How is the cleanup going slowp? That's hard dirty work for sure. This season's color is- brown. All is brown!
Brad


----------



## sILlogger (Dec 9, 2007)

what i wear largely depends on the weather, cleaner shaven during the warm, beard for the cold

summer time logging













cooler weather logging, i don't have any pics now that it has gotten cooler


----------



## slowp (Dec 10, 2007)

Dok said:


> How is the cleanup going slowp? That's hard dirty work for sure. This season's color is- brown. All is brown!
> Brad



Can't really answer. We were just a little part of what is going to take a big effort. We were in the dairy area and other folks were hurrying to empty hay out of barns before it caught fire. I was happy to see a lot of equipment coming in. But that creates some logistical problems like needing a dump truck to work with the excavator. We saw one excavator that could pick up the pile in one swoop but no truck for it. Lots of John Deere tractors with buckets working hard. The house we worked on had been there quite a while and never had flooded before. They had just finished a remodeling job. Pretty sad.


----------



## smokechase II (Dec 10, 2007)

*logging fashion*

Someone has to say it.

Cotton pants stagged mean Humboldt spoken here.

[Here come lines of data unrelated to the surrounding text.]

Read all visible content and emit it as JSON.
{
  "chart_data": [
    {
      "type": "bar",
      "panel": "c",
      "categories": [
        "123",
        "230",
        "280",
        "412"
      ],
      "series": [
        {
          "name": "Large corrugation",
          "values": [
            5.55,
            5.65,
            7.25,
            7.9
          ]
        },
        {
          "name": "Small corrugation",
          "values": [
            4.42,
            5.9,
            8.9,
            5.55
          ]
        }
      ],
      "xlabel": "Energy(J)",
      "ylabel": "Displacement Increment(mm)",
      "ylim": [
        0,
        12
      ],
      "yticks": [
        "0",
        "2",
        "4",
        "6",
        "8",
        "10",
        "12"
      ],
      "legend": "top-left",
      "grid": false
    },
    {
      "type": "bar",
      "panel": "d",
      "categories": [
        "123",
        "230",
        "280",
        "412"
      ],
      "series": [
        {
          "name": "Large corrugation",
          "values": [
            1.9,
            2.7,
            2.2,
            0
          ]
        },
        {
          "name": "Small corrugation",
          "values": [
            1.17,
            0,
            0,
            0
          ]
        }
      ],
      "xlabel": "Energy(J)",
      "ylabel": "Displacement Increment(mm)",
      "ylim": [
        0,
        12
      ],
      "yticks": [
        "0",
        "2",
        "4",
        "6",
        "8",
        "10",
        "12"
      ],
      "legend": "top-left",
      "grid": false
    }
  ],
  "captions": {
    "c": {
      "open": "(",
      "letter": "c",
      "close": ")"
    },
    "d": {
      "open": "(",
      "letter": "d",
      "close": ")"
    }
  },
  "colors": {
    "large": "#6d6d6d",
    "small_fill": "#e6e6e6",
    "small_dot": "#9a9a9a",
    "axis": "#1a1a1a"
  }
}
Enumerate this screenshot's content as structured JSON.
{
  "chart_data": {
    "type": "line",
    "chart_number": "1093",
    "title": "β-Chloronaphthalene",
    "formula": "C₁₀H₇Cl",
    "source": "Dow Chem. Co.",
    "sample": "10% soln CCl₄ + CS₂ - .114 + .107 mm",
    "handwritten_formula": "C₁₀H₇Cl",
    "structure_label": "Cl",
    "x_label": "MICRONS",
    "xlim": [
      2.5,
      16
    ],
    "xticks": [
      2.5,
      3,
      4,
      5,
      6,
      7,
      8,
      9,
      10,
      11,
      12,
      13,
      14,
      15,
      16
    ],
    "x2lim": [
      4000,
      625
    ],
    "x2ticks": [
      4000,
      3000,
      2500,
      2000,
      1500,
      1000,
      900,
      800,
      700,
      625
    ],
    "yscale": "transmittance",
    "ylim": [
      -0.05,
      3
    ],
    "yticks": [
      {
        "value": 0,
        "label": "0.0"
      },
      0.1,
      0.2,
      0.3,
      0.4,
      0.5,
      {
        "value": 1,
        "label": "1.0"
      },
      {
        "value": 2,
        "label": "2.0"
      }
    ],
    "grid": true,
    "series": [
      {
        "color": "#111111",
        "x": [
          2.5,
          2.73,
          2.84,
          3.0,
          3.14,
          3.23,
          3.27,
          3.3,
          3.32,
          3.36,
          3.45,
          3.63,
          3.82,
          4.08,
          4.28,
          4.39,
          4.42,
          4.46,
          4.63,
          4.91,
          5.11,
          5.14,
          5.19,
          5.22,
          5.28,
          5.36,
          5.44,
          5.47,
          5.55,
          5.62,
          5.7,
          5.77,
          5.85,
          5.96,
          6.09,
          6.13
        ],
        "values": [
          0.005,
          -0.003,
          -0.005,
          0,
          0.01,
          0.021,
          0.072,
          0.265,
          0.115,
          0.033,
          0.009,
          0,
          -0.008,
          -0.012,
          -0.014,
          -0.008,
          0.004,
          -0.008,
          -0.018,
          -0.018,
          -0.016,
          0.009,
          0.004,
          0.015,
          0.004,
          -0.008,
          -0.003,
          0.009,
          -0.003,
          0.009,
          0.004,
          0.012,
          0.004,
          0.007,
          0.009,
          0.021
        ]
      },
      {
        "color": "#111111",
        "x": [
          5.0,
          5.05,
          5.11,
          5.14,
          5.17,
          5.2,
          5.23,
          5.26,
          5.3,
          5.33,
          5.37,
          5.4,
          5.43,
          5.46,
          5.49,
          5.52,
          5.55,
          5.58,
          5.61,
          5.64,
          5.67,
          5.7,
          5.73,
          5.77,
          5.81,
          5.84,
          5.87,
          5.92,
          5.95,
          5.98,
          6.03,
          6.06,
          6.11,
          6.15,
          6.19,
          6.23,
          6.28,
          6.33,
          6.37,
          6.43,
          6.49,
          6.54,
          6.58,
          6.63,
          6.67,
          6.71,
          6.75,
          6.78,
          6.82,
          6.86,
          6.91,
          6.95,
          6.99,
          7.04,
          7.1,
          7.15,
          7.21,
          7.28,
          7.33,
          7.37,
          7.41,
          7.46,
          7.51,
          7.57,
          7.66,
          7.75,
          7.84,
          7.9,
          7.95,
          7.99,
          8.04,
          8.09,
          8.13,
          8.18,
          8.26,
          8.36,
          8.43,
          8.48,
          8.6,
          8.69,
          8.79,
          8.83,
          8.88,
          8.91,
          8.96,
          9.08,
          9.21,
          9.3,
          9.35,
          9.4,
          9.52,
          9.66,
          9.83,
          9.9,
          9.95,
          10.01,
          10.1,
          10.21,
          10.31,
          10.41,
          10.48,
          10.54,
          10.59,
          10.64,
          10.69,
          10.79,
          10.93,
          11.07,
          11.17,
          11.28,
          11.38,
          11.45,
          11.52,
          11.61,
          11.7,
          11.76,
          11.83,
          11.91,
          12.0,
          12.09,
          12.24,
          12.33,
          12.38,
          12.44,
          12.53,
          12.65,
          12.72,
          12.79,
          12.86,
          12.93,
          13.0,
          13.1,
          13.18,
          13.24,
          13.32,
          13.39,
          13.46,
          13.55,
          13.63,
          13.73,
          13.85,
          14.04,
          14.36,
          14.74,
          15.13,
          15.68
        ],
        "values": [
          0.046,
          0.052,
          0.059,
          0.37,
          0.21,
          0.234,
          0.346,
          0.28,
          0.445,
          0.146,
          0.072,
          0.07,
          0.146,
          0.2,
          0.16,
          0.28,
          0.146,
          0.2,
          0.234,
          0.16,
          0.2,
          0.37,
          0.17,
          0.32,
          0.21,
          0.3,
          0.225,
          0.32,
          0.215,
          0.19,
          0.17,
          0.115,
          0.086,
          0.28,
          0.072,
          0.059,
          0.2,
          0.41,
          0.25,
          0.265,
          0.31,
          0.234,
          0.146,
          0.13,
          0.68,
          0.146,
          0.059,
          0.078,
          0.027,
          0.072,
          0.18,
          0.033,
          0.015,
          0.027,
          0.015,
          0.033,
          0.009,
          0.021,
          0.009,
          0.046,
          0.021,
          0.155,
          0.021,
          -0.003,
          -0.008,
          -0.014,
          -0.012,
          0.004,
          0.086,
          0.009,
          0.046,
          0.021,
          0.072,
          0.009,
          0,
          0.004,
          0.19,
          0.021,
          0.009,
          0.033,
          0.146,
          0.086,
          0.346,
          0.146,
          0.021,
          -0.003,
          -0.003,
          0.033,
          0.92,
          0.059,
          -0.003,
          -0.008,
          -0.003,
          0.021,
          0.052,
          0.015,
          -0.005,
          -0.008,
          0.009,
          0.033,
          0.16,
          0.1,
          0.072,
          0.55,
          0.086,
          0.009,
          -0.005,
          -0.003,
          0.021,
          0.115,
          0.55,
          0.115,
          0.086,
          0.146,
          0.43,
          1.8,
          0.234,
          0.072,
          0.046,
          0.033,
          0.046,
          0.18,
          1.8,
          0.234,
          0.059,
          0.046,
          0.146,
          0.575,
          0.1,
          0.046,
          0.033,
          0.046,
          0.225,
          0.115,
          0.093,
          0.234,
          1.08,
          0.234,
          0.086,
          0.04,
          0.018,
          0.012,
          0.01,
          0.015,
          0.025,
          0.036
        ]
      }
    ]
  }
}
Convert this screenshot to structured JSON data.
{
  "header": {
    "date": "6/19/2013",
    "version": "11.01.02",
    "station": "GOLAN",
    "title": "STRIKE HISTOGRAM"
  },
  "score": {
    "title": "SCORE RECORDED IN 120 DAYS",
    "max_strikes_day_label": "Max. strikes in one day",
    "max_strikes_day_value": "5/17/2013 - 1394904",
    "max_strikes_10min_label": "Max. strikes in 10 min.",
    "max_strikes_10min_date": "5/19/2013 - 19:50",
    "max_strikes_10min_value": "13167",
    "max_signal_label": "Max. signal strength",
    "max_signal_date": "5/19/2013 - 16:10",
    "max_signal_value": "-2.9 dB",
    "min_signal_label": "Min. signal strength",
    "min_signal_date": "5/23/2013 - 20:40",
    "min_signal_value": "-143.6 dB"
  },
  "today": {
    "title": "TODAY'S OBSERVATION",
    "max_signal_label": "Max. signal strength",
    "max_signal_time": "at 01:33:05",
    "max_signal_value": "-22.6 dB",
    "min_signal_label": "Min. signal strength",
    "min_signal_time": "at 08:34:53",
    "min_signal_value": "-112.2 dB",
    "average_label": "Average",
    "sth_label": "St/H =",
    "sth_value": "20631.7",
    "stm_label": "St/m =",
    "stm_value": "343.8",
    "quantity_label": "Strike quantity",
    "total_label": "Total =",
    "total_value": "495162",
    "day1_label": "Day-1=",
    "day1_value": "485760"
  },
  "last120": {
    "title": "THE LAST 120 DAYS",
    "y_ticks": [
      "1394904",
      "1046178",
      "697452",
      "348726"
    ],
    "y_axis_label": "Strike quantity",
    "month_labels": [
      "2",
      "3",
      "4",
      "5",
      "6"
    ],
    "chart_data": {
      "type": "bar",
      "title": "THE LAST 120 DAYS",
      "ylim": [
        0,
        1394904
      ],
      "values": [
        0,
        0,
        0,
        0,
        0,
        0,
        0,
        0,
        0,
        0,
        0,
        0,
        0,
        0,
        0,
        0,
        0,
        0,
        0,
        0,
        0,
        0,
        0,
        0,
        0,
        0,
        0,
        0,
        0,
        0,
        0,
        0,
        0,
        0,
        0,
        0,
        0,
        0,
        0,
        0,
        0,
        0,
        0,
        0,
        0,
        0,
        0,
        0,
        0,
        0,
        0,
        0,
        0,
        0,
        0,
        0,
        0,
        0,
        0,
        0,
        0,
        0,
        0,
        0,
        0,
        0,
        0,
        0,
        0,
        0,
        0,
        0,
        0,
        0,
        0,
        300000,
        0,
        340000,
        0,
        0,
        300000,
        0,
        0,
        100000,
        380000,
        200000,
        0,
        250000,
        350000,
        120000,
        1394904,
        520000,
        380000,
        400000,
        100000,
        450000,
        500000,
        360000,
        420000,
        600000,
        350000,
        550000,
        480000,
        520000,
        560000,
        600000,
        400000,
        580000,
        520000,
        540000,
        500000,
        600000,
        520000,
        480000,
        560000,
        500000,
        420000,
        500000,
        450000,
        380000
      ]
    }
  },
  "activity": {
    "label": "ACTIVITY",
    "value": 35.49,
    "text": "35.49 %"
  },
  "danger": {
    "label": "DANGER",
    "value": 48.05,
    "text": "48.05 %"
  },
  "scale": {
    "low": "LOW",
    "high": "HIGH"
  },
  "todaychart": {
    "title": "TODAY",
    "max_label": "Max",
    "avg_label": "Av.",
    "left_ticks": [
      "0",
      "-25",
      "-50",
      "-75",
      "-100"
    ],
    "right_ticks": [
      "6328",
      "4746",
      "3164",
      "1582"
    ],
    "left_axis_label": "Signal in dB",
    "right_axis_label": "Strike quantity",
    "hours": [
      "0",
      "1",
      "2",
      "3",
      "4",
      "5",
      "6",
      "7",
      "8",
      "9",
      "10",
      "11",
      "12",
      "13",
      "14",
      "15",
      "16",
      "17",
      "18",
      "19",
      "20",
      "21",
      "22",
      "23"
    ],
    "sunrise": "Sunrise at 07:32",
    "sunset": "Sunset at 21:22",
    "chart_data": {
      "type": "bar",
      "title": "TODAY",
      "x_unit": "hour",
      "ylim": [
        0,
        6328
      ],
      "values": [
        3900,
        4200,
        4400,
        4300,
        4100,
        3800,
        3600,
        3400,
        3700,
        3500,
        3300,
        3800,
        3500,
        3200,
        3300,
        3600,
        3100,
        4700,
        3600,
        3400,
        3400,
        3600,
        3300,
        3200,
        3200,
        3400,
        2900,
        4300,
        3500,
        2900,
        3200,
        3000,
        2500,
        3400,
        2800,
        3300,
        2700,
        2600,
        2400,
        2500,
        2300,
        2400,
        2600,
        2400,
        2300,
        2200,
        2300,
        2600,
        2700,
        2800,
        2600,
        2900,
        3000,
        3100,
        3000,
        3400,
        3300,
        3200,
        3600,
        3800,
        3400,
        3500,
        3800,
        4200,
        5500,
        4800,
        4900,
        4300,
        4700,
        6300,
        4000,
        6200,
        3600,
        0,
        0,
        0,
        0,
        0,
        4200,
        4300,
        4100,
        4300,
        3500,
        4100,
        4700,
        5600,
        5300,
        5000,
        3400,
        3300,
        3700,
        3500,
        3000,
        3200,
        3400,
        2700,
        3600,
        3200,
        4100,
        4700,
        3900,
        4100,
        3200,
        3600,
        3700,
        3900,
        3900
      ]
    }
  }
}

New bright orange gear means _______________________.

************************

What ever you do, never distance yourself from your crew. If you dress like someone from another continent you'll get picked on. 
Be safe and stick with local fashion police protocol.


----------



## Gologit (Dec 10, 2007)

smokechase II said:


> Someone has to say it.
> 
> Cotton pants stagged mean Humboldt spoken here.
> 
> ...



ROFL.


----------



## slowp (Dec 10, 2007)

I am noticing a trend. Sweat shirts and hickory shirts are being cut off to be more of a midi. Either they needed emergency toilet paper or don't want to tuck much in under suspenders. Also, one outfit calls anybody with pants tucked into rubber calks..._Farmer Loggers_. And it isn't meant as a nice comment. It is said like this: _HE looks like (spit chew) a *FARMER LOGGER *to me. _opcorn:


----------



## GASoline71 (Dec 17, 2007)

Riggin's ain't supposed to be tucked in to anything... they need to be "bobbed" so as not to catch on any branches and crap when you are swampin' out, or haulin' a$$ away from the back cut via the escape path...  

Gary


----------